Football Bowl Subdivision schools are required by NCAA rules to play at least nine games, including five at home. Their season is scheduled to begin in earnest in September — in conjunction with Labor Day weekend — with a handful of teams starting Saturday, Aug. 29.

Most teams are scheduled to play 12 regular-season games through Thanksgiving weekend. The first weekend of December, each FBS conference plays a league championship game.

"We aren't going to have one national time when everyone can start preseason, so there's going to be a little bit of inequity there," Hainline said. "The most important thing is what's going to be the minimum amount of time necessary that you have to be in preseason, for example, before you can start football."

Emmert said member schools and conferences are working toward moving forward together.

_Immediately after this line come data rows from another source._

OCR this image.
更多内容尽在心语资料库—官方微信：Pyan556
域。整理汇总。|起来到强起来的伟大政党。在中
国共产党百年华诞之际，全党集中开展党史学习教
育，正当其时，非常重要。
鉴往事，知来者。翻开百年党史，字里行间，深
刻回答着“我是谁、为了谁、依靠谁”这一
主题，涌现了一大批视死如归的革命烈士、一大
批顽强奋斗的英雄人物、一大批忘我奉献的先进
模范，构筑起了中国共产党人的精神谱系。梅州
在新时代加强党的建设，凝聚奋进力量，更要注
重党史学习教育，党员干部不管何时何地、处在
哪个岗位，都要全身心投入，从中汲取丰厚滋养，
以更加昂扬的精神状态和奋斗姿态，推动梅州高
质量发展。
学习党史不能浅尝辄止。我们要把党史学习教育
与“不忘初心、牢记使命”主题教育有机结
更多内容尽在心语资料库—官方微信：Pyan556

"I think it's unlikely everybody is going to be in the same place at the same time, and that will create some of those difficulties," he said.

Among the Southeastern Conference's 14 member institutions, only Vanderbilt has yet to publicize plans to reopen for fall semester of the 2020-21 school year. In the 14-member Atlantic Coast Conference, more than half of the schools — including Georgia Tech — have made similar announcements.

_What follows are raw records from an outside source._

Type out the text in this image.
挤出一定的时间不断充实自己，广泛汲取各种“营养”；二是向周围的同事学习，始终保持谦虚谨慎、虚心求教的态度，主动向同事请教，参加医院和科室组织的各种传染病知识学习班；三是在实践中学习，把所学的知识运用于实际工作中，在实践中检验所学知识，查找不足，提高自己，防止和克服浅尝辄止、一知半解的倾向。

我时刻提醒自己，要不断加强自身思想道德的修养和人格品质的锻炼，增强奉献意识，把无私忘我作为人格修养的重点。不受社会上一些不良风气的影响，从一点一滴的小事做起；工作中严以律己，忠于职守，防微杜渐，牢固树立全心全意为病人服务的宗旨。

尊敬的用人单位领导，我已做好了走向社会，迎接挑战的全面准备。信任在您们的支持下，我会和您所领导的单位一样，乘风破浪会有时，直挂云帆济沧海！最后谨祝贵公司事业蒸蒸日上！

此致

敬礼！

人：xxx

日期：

Hainline has previously said widespread testing for the coronavirus will be crucial to having college athletics in the fall, especially contact sports such as football and basketball.

On Friday, Emmert reiterated a common refrain from college sports leaders in recent weeks: There can be no college sports on campuses that are not open to students.

Big 12 commissioner Bob Bowlsby told the online sports network Stadium earlier in the week there could be room for athletes to compete even if a school is only offering online classes.

Emmert seemed to draw a more distinct line.

"If you don't have students on campus, you don't have student-athletes on campus," he said. "That doesn't mean it has to be up and running in the full normal model, but you've got to treat the health and well-being of the athletes at least as much as the regular students. So if a school doesn't reopen, then they're not going to be playing sports. It's really that simple."